Lifetime employment has extended into Japanese politics, and low unemployment takes priority over all other macroeconomic objectives. This has been backed up by law; according to a 1975 Supreme Court ruling, employers cannot fire employees whenever they please. If mainstream attitude is against the sacking, then it cannot take place.


Zombie corporations

By extension, this prioritisation of employment makes large Japanese corporations too big to fail, and refusing to grant government bailouts is political suicide. The government also pressures financial institutions to loosen their rules on refinancing and loan guarantees. In 2009, Financial Services minister Shizuka Kamei pushed through a bill requiring financial institutions to expend all possible efforts to supply credit to small-medium enterprises and housing loan borrowers struggling with loan repayment.

Three statistics reflect the resulting stale state of the Japanese economy:

  1. According to credit research company Teikoku Databank, there are as many as 35,000 nonviable enterprises in Japan. Most survive solely through continually deferring loan payments to the next period.

  2. There are roughly 22,000 Japanese firms founded more than 150 years ago (in comparison there are just 5 in China). Most of these centenarian companies are family owned and their heritage places additional pressures on financial institutions to provide financial backing. Such a high number of ancient businesses also reflects the low turnover rate of companies.

  3. In 2016, Japan’s national business start-up and closure rate was about 5% (roughly one-third of that of other advanced nations) and the bankruptcy rate was an unhealthy 0%.

Room for improvement

When firms cannot die and workers cannot leave, the entire supply side of the economy becomes stagnant, and unable to adapt to new problems or welcome new opportunities.

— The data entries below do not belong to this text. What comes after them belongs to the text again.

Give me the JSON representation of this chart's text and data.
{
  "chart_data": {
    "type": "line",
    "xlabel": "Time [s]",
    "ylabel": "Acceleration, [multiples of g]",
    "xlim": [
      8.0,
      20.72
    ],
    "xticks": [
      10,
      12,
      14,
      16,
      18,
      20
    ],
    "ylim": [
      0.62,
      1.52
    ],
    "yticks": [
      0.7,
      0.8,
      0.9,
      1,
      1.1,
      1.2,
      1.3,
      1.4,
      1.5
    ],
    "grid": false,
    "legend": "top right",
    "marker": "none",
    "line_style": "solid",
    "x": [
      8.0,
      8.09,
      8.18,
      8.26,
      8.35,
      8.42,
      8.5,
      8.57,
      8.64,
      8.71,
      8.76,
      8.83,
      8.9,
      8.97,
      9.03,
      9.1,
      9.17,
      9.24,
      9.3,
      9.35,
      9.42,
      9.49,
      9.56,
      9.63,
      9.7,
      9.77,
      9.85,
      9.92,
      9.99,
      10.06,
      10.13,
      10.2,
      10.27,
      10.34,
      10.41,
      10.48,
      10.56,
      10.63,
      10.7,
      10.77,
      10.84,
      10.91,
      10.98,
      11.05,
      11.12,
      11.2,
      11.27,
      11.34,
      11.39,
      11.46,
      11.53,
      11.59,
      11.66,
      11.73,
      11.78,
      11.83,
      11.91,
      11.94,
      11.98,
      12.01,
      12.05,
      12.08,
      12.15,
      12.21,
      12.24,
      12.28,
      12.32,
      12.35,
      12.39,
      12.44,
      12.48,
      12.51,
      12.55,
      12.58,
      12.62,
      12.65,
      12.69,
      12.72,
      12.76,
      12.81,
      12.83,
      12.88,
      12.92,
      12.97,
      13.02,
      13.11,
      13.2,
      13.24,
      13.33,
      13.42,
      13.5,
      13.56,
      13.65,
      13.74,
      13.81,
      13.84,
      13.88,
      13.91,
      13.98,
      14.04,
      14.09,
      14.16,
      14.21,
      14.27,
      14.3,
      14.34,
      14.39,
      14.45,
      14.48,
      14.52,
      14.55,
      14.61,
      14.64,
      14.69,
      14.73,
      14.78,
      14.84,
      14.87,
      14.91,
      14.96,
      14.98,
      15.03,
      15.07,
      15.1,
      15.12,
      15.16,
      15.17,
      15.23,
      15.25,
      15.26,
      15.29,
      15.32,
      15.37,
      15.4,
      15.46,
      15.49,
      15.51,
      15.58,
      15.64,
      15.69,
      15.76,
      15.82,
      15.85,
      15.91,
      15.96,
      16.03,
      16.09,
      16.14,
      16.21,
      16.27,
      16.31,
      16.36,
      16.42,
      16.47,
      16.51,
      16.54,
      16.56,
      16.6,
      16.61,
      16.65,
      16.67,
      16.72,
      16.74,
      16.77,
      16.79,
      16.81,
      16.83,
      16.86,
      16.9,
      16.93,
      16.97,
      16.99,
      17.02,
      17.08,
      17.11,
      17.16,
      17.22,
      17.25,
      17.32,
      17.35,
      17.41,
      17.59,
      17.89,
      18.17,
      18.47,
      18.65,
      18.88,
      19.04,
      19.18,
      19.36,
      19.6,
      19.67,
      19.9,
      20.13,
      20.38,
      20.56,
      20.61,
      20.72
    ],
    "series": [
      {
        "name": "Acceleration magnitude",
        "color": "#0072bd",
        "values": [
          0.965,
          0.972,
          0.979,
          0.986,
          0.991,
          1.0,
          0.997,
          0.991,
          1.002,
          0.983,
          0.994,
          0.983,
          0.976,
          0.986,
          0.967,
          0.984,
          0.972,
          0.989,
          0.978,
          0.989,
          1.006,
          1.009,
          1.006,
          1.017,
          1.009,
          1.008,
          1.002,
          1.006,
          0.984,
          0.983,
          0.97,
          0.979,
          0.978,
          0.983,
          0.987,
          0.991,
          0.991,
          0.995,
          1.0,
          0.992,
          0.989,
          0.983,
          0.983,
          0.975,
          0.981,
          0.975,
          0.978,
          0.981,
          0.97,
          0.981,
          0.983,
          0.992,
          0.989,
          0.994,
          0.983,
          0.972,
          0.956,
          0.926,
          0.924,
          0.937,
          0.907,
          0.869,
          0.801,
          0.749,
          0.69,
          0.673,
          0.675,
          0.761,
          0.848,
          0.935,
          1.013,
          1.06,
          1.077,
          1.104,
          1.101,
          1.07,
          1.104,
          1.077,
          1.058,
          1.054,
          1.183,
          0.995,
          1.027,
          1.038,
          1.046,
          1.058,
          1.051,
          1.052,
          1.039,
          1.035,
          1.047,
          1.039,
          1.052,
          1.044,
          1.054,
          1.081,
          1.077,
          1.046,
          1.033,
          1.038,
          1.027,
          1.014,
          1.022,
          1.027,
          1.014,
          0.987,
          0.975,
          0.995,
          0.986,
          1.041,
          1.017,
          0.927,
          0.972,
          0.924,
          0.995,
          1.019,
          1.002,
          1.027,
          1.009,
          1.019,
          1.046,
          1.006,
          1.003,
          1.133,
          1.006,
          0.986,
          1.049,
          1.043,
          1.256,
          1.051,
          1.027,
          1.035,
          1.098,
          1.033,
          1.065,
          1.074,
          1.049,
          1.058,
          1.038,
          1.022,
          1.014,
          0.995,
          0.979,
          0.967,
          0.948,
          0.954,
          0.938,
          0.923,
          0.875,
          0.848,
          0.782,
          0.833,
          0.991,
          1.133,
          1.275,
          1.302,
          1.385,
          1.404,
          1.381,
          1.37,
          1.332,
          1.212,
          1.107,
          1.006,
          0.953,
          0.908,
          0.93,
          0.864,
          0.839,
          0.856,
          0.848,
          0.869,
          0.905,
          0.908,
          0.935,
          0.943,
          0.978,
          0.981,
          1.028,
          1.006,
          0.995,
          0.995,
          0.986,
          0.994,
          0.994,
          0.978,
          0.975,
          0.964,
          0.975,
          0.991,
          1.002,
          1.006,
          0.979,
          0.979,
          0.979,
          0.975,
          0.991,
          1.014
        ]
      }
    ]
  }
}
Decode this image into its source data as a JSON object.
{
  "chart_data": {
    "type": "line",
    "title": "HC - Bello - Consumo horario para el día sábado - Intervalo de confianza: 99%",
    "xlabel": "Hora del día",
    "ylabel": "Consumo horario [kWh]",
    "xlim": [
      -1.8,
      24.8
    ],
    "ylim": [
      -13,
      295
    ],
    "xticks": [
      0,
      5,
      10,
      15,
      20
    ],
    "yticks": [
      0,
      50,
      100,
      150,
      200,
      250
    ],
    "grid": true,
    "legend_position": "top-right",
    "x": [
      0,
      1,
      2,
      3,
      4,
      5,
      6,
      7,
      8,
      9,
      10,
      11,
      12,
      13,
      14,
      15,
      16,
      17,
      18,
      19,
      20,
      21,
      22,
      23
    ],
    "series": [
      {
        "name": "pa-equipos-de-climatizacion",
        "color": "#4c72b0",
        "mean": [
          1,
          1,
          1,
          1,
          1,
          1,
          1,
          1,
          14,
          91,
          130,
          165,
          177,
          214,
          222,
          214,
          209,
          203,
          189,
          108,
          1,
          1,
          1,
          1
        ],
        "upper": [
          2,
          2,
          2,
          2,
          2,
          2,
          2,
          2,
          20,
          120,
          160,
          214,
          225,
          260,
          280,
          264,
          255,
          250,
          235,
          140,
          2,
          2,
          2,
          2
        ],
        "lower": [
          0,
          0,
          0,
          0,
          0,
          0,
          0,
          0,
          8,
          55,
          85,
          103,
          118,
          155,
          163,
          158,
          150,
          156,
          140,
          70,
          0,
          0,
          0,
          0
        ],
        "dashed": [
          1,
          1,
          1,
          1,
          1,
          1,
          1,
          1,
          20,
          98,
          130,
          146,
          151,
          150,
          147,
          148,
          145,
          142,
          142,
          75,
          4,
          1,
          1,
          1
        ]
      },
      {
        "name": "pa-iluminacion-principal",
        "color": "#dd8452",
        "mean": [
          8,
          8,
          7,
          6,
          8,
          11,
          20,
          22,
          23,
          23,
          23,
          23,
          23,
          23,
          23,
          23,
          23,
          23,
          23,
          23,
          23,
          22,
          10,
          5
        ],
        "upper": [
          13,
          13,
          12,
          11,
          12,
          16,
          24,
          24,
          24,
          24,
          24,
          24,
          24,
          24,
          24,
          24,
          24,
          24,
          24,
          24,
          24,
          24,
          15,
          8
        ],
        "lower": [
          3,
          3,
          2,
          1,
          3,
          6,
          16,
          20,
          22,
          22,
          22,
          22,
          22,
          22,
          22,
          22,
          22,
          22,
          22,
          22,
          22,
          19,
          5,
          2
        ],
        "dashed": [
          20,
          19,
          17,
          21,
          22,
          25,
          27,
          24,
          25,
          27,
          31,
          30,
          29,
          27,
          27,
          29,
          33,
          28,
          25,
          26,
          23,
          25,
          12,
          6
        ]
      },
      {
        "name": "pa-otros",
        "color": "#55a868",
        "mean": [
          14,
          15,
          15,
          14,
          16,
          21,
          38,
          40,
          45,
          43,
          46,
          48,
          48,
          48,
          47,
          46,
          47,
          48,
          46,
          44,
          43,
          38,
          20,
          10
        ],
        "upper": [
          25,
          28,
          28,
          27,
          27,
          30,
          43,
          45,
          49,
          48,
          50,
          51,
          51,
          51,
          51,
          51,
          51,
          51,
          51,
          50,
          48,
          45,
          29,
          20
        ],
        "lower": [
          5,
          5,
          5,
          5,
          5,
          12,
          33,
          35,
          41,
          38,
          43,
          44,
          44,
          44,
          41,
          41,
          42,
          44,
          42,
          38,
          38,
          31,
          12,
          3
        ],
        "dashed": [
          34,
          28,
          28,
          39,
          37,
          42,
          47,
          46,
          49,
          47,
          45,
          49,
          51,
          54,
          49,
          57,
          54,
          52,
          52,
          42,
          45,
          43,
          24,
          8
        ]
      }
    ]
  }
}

Excluding heavy industry, oil, and financial institutions, the largest American firms in the 80s were car manufacturers like GM and Ford. In the 90s, Intel and Microsoft topped the list. In the 2000s, the big names became Google, Apple, and Amazon. In comparison, the largest Japanese firms in the 80s were companies like Toyota, Sony, and Canon, and 30 years on the list remains largely unchanged.


Schumpeterian economics emphasises ‘creative destruction’ as a vehicle for the growth of capitalist economies. New businesses create new products, or find ways to produce existing goods and services more cheaply. If incumbent firms are unable to adapt they close down. This frees up capital and labour for more innovative firms, leading to wider economic progress. However, this crucial element to free market capitalism is stifled in Japan.

This was highlighted in a 2016 OECD report, which argued that the state’s support of struggling firms ‘distorts resource allocation and limits access to finance by viable companies, thereby reducing Japan’s potential growth’. Yet the third prong of structural reform in Shinzo Abe’s economic plan continues to be by far the weakest; Abe actually touted the low rate of bankruptcies as evidence for economic success. Perhaps it will take another economic crisis for Japan to realise that addressing demand is nothing but a weak band aid over the growing wound of its supply side.